Se pudesses definir uma conquista em particular que tornaria o Dreams um sucesso pessoal para ti, qual seria?

Que boa pergunta, acho que é uma pergunta linda. Bem, vou usar o exemplo do Youtube. O Youtube existe há muito tempo e levou a algo como a Khan Academy. Levou o conceito de upload de vídeos e usou-o para tornar a educação humana disponível gratuitamente para a sociedade. Esse nível de significado, que uma plataforma pode conter todo o conhecimento humano, isso é um exemplo do que eu quero para Dreams. Quando eu me sento em casa e quero aprender uma música no piano, eu encontro um video com a música exacta e eu sigo o criador e torno-me uma pessoa melhor por causa disso.
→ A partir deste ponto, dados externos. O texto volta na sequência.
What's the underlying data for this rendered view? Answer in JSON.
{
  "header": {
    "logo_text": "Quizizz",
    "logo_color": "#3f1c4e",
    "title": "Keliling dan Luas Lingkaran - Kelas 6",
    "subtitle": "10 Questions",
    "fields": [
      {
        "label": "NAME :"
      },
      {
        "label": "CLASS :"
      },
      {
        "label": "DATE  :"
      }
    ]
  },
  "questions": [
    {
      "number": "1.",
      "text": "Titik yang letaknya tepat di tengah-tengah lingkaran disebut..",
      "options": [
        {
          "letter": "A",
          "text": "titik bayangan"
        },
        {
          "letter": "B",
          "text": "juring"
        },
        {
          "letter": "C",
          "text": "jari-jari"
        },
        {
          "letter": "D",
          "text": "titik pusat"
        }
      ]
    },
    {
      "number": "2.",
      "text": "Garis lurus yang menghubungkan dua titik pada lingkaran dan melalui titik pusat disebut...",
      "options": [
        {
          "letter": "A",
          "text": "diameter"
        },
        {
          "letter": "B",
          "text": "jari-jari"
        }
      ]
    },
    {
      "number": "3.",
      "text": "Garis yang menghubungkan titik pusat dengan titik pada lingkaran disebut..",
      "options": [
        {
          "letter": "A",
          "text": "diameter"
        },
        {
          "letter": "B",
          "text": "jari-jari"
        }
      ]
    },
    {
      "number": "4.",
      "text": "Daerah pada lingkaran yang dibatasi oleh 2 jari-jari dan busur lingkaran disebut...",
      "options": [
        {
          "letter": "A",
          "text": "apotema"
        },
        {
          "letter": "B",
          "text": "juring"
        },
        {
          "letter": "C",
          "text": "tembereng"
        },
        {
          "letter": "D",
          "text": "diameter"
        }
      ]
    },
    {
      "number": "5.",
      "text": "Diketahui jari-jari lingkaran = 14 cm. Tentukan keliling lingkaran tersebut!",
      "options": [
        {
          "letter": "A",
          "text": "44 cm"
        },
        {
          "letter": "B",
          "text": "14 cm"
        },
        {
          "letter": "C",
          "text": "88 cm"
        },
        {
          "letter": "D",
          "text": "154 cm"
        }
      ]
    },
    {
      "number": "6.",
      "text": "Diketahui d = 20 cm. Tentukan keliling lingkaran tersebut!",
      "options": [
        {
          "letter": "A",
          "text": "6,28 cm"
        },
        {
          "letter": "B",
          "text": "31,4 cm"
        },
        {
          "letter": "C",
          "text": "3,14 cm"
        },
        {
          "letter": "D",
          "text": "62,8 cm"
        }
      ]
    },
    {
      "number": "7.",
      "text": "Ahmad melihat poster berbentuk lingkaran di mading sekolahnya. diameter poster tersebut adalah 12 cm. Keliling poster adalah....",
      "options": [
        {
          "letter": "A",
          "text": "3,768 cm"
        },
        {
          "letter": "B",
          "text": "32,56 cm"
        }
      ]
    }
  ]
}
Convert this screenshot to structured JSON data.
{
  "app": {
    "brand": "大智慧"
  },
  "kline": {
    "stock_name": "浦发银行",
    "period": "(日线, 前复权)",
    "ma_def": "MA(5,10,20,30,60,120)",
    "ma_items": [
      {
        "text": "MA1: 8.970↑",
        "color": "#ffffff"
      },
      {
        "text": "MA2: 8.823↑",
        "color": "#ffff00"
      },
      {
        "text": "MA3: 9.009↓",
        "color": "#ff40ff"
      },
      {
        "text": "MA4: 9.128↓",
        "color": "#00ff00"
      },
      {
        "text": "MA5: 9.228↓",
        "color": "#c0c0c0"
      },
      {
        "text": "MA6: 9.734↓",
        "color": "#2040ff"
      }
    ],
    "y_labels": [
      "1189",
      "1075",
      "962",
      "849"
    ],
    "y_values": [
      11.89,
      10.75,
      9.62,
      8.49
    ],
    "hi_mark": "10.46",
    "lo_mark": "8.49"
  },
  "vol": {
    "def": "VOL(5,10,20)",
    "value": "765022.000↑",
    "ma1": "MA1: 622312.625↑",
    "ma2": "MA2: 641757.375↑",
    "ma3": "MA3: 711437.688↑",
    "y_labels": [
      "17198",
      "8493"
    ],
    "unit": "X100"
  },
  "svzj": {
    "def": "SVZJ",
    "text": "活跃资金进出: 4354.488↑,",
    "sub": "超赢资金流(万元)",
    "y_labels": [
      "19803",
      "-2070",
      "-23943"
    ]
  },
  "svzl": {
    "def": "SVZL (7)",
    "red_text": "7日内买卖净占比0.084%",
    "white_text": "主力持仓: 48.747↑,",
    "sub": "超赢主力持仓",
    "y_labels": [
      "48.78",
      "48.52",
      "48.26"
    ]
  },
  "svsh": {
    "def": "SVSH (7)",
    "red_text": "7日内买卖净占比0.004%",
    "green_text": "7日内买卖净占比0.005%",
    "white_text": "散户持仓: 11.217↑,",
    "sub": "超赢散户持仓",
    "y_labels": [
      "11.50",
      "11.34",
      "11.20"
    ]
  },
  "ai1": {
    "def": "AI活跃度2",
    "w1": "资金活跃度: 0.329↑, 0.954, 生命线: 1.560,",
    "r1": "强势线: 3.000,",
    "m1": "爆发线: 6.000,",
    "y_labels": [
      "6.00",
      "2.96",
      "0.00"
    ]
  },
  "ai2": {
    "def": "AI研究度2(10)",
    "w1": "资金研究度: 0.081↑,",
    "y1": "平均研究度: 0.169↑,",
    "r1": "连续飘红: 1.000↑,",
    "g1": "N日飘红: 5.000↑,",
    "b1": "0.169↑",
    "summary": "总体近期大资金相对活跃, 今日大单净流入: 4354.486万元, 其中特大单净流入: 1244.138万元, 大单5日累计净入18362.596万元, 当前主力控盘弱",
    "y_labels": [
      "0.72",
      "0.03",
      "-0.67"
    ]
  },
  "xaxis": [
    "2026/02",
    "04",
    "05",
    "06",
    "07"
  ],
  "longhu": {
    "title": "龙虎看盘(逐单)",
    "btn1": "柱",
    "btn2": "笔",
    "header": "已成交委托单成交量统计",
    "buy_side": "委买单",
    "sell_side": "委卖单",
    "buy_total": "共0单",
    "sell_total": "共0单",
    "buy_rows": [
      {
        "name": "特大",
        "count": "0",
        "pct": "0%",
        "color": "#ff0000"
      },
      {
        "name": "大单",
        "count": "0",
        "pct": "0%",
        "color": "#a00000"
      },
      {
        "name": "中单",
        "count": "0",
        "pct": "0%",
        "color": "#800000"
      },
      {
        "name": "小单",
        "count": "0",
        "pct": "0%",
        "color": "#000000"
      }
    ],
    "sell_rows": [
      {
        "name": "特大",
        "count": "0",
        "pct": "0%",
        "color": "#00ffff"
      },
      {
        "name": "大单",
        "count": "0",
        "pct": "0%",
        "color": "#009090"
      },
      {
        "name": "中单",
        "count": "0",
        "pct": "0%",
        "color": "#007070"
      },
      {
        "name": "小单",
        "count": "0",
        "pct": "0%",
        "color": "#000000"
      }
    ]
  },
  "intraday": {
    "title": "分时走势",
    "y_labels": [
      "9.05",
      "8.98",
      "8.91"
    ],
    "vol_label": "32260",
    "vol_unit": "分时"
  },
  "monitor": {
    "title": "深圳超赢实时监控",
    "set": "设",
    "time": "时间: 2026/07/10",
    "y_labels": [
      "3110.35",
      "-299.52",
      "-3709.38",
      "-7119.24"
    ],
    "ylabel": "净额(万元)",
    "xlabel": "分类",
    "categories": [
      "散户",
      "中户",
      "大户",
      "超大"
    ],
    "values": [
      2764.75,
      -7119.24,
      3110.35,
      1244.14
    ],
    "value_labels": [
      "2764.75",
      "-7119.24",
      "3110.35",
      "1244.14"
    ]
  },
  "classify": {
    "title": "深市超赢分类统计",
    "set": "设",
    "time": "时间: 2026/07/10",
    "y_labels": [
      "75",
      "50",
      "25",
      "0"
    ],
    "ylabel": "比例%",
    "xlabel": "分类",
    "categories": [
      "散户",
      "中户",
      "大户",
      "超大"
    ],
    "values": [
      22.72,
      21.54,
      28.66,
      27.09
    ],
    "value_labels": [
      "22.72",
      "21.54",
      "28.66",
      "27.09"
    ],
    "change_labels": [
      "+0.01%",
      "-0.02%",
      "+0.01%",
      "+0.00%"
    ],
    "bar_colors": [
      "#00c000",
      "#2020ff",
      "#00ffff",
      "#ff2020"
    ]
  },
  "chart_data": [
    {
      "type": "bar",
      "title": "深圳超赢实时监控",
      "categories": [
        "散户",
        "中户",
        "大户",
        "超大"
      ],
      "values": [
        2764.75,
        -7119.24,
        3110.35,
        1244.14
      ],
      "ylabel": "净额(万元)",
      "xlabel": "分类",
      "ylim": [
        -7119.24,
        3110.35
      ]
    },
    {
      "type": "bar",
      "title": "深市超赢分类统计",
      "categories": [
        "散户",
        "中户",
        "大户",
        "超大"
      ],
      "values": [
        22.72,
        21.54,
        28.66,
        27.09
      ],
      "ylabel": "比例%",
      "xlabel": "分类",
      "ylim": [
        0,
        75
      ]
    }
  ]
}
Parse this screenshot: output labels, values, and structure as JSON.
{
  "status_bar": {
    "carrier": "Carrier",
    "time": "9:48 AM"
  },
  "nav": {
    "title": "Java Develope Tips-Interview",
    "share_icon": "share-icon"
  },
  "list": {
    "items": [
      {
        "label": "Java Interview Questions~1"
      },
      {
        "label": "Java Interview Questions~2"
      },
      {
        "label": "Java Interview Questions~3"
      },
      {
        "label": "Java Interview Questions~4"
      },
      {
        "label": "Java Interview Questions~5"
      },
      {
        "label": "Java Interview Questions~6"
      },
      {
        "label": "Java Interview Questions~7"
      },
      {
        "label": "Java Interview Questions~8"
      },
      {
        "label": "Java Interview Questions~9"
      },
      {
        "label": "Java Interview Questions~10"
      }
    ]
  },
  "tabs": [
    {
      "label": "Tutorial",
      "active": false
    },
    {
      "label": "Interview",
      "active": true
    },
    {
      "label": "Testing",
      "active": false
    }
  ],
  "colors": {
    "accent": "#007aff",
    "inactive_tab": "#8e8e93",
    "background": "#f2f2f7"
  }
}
Espero que Dreams possa contribuir para o conhecimento e compartilhamento do mesmo para lá do mero entretenimento. Espero que não só tenha uma abundância de experiências nas quais nos podemos perder, mas também que possamos lá encontrar seguidores ou uma comunidade. Pessoalmente, eu sentir-me-ei muito feliz quando descobrir que Dreams está a ajudar a celebrar a imaginação das pessoas, mas também a ajudar as pessoas a serem a melhor versão delas mesmas. Espero que contribua para a Arte, Ciência e Jogo. Eu quero ver as criações em Dreams que são maiores que o próprio jogo.

Se pudesses mudar alguma coisa sobre o desenvolvimento de Dreams até agora, o que mudarias?

Eu não penso assim, pois Dreams é um projecto que apenas começou. É um projecto que deve permanecer e continuar a evoluir e crescer. As ferramentas vão crescer, o sistema social e os tutoriais e sistemas de inspiração vão crescer. Vamos continuar a refinar e refinar e construir e construir, não há necessidade de voltar para trás quando podemos ir para a frente. É como projectar cidades, temos uma plataforma que está constantemente a evoluir e a crescer… Não há limite para as melhorias e actualizações que queremos fazer no jogo, já temos listas e listas de actualizações nas quais queremos trabalhar.